In British Columbia two student unions, the University of Victoria Students’ Society, and the Kwantlen Student Association are both actively petitioning to begin the defederation process from the CFS.
The University of Victoria Graduate Students’ Society already successfully left the CFS in March of 2008.
Students at these universities are fed up with the gross incompetence and corruption in the CFS, according to various campus representatives. Barrios credits the success of the petition thus far, to the student body’s annoyance with the CFS’s incompetence. “There’s a lack of transparency, and lack of accountability in the CFS and it’s very obvious.”

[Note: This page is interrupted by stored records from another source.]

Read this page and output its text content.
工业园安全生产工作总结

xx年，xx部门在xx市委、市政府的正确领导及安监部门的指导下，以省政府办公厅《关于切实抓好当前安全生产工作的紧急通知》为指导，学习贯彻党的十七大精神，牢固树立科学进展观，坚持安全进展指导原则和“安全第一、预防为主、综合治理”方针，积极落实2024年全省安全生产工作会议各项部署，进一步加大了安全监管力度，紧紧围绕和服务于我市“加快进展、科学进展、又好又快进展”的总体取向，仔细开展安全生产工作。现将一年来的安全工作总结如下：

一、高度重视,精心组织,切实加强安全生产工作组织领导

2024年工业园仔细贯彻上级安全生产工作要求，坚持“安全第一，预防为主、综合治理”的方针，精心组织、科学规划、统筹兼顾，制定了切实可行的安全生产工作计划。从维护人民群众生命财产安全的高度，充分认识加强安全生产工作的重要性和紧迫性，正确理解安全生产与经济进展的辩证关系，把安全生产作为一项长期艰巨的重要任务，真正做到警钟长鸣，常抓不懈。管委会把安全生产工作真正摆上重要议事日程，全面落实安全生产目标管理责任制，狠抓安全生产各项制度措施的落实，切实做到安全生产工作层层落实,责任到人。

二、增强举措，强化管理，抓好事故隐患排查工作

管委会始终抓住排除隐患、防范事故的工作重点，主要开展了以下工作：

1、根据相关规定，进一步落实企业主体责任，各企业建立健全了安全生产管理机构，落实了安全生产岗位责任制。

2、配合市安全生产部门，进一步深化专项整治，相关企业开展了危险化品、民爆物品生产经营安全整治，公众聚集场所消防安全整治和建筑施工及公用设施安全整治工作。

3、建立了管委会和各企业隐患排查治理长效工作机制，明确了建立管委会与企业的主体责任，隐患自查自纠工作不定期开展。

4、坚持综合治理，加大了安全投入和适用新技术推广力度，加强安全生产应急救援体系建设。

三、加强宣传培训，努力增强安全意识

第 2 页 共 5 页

According to Barrios, the money collected from the student unions by the CFS that should be used to represent students on campus is being used elsewhere, sometimes to fight in court against other universities who attempt to defederate. Student unions across Canada pay membership fees to the CFS ranging from $40,000 to $400,000, annually.
Should the petition at the student societies achieve the 10 per cent quorum required for a referendum, the CFS will have the final say on whether the petition is legitimate or not. It could take the CFS up to five months to decide to recognize the petition. If the petition is deemed legitimate by the CFS, litigation could be brought forward to ensure that the union remains in compliance with CFS bylaws, and a date would be set for a referendum.
Barrios, Tester, and other petition organizers across the country are worried about the CFS bylaws, but see it as part of the path to defederation.
When asked about the issue, the spokesperson for the CFS British Columbia office had no knowledge of any such petitions calling for referendums. The acting national representative of the CFS, current Treasurer Dave Mulenhuis could not be reached for comment before The Peak went to press.